ROMA - Arrestato per associazione a delinquere finalizzata allo sfruttamento della prostituzione il vicequestore Antonio Masala, funzionario della Polfer a Roma Termini. E’ stato ammanettato dai suoi colleghi della Squadra mobile insieme a un ex militante dei Nar (Flavio Serpieri) nonché a un famoso regista di film a luci rosse, Franco Lo Cascio (vincitore in passato dell’Oscar del porno).
I tre, secondo il gip Antonella Capri, che su richiesta del pm Calabretta ha ordinato l’arresto di 10 persone, lucravano sui guadagni di splendide ragazze, straniere e italiane (molte delle quali studentesse) che si prostituivano nelle sale privè di un night club, il Pussycat, che si trova all’interno di un centro commerciale a Pietralata, in piazza delle Crociate.
Così, mentre all’esterno del locale - ufficialmente un’associazione culturale - c’era il via vai di famigliole con le buste della spesa, al Pussycat si intrecciavano freneticamente gli incontri bollenti: tant’è che in un anno avrebbero lavorato nel night circa 400 ragazze.
Le più belle guadagnavano fino a 20mila euro al mese e le prestazioni avevano un prezzo in base al tempo: 75 euro ogni quarto d’ora di sesso, con un bonus gratuito per chi organizzava nottate piccanti con gli amici. Alle ragazze venivano consegnate ogni volta delle fiches colorate, che poi venivano cambiate in denaro a fine serata. Metà dei guadagni andava alle ragazze e l’altra metà ai gestori del night. La macchina da soldi si è inceppata a seguito di una denuncia di una squillo. Dopo una serata di prova, infatti, soltanto alle più avvenenti veniva concesso di lavorare al Pussycat. E le ragazze scartate venivano affidate a due romeni, al momento ricercati, per la sola prostituzione in strada. Dalle indagini, scattate a maggio, è emerso che il poliziotto Masala, ora ai domiciliari, prendeva una percentuale sugli incassi delle ragazze. Il funzionario, separato dalla moglie e anche lei poliziotta, era già incappato in guai giudiziari quando prestava servizio presso un commissariato della Capitale. Era stato così deciso un suo allontanamento da Roma, tant’è che per un periodo Masala aveva fatto il funzionario a Genzano.

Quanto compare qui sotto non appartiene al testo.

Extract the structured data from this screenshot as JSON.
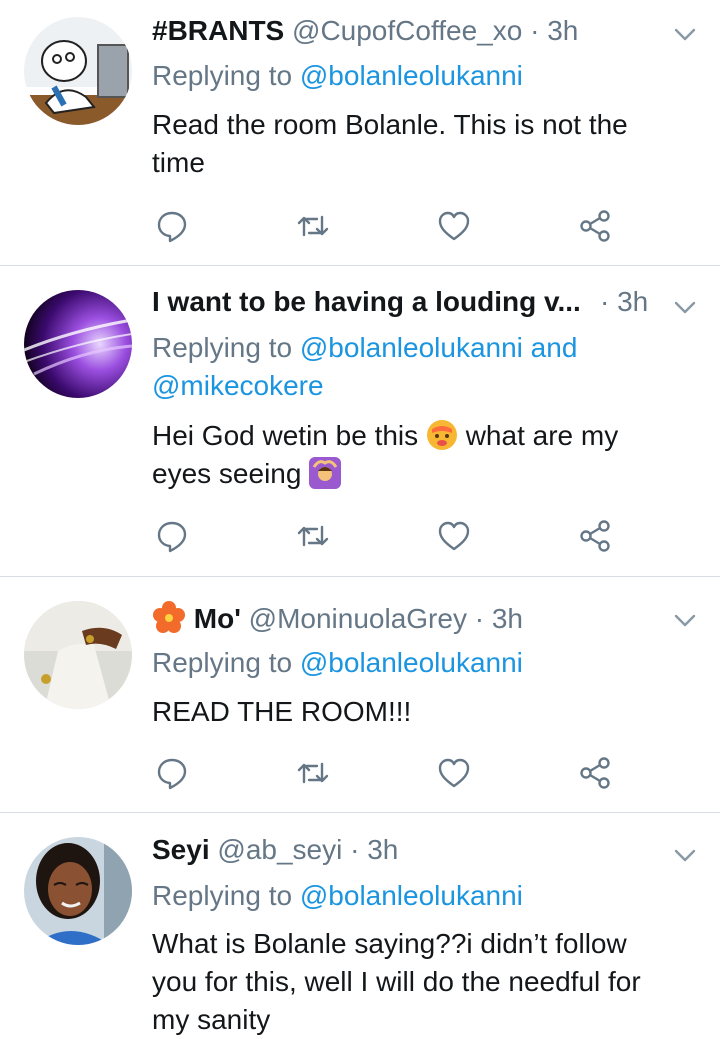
{
  "tweets": [
    {
      "name": "#BRANTS",
      "handle": "@CupofCoffee_xo",
      "sep": "·",
      "time": "3h",
      "reply_prefix": "Replying to",
      "reply_mention": "@bolanleolukanni",
      "reply_mention2": "",
      "body_line1": "Read the room Bolanle. This is not the",
      "body_line2": "time"
    },
    {
      "name": "I want to be having a louding v...",
      "handle": "",
      "sep": "·",
      "time": "3h",
      "reply_prefix": "Replying to",
      "reply_mention": "@bolanleolukanni and",
      "reply_mention2": "@mikecokere",
      "body_line1a": "Hei God wetin be this",
      "body_line1b": "what are my",
      "body_line2": "eyes seeing",
      "emoji1": "hot-face-emoji",
      "emoji2": "woman-gesturing-ok-emoji"
    },
    {
      "name": "Mo'",
      "handle": "@MoninuolaGrey",
      "sep": "·",
      "time": "3h",
      "reply_prefix": "Replying to",
      "reply_mention": "@bolanleolukanni",
      "body_line1": "READ THE ROOM!!!",
      "flower": "hibiscus-emoji"
    },
    {
      "name": "Seyi",
      "handle": "@ab_seyi",
      "sep": "·",
      "time": "3h",
      "reply_prefix": "Replying to",
      "reply_mention": "@bolanleolukanni",
      "body_line1": "What is Bolanle saying??i didn’t follow",
      "body_line2": "you for this, well I will do the needful for",
      "body_line3": "my sanity"
    }
  ],
  "icons": {
    "reply": "reply-icon",
    "retweet": "retweet-icon",
    "like": "heart-icon",
    "share": "share-icon",
    "more": "chevron-down-icon"
  },
  "colors": {
    "text": "#14171a",
    "secondary": "#657786",
    "link": "#1b95e0",
    "divider": "#d7dde2"
  }
}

Da poco era stato trasferito a Termini in qualità di responsabile degli uffici amministrativi che gestiscono la mensa, la cassa, la contabilità e gli archivi. (ass)

RAGAZZE ITALIANE E STRANIERE. Studentesse italiane e ragazze straniere che si prostituivano, anche di giorno, in un locale all'interno di un centro commerciale a Roma. E all'esterno famiglie inconsapevoli di tutto, che giravano con le buste della spesa. Era ufficialmente una associazione culturale, ma i clienti la chiamavano Pussycat: il locale dove centinaia di giovani squillo si offrivano a clienti facoltosi.

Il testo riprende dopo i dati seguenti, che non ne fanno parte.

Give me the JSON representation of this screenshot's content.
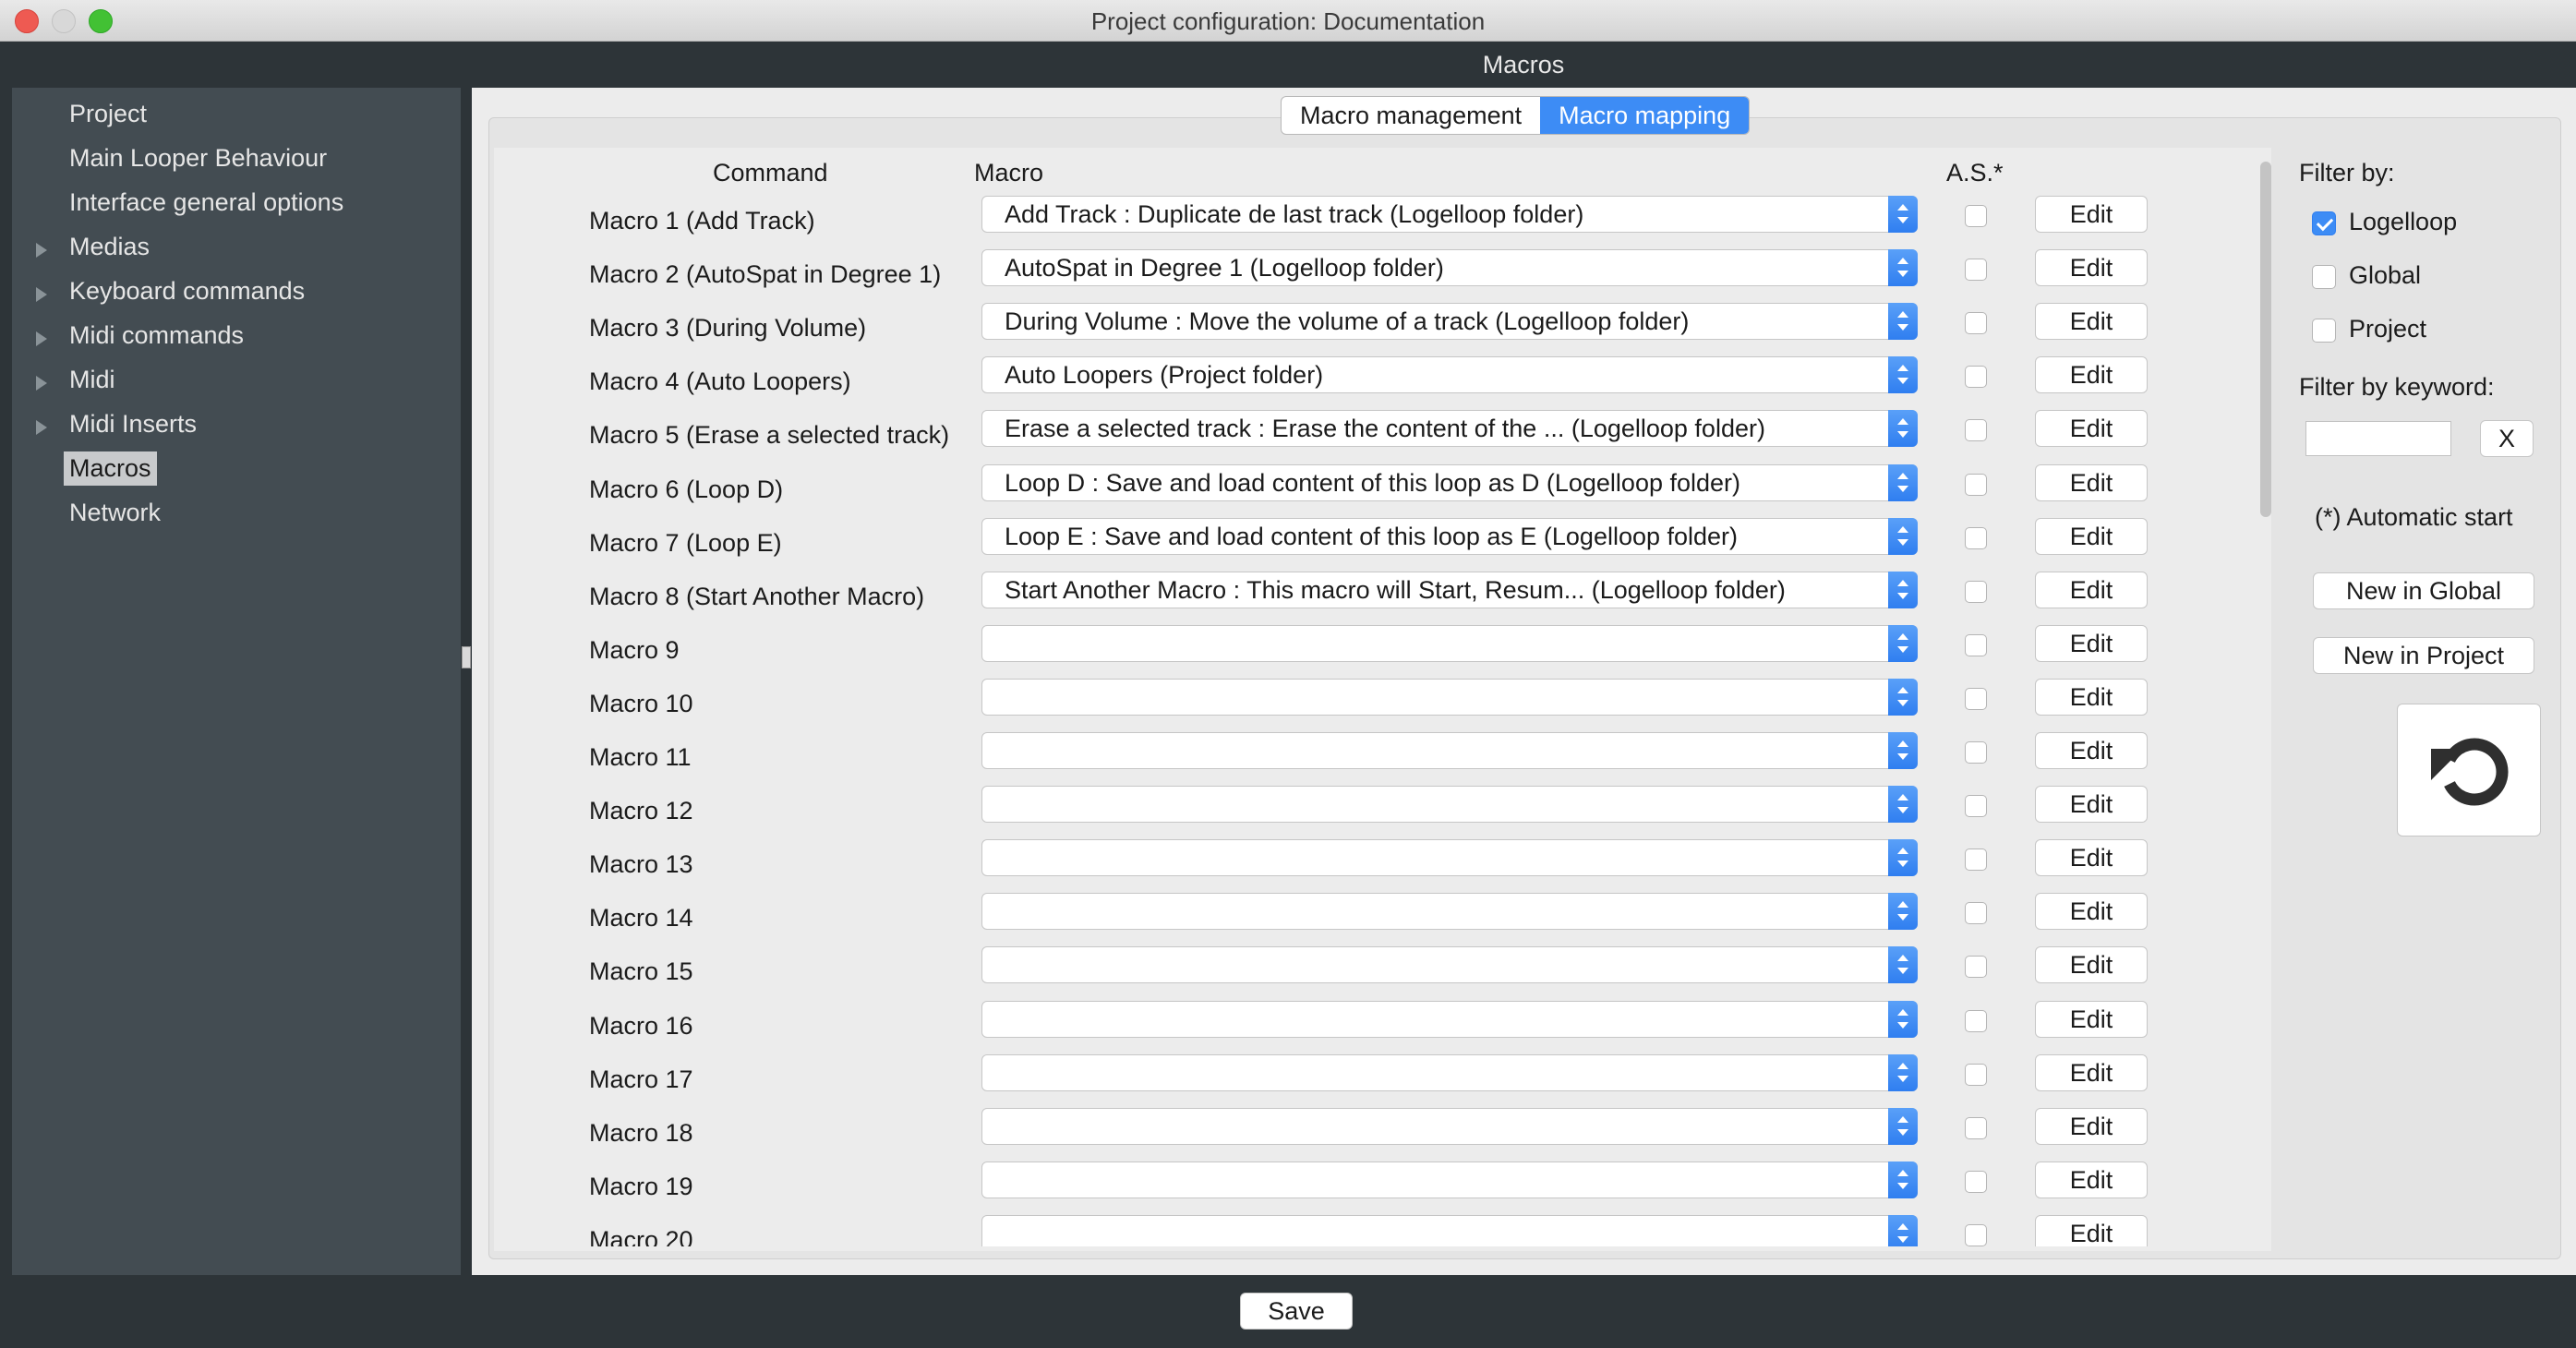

Tra i 'gestori' un vice questore della polizia ferroviaria, un regista di film porno ed un ex militante dei Nar. La squadra mobile ha arrestato sinora 10 persone, accusate a vario titolo, di associazione a delinquere finalizzata allo sfruttamento della prostituzione, mentre altre otto sono per ora solo indagate. Tra le persone finite in manette ci sono anche un vice questore della Polfer e un ex militante dei Nar, Flavio Serpieri, vice presidente dell' associazione culturale 'Le pecore nere', dietro la quale si nascondeva in realtà il locale di squillo.
Negli 'affari' era coinvolto anche un regista di film hard, Franco Lo Cascio, in passato vincitore dell'oscar del porno. Il giro di prostituzione avveniva nelle sale privè del locale, all'interno del centro commerciale, in piazza delle Crociate, nel quartiere Pietralata.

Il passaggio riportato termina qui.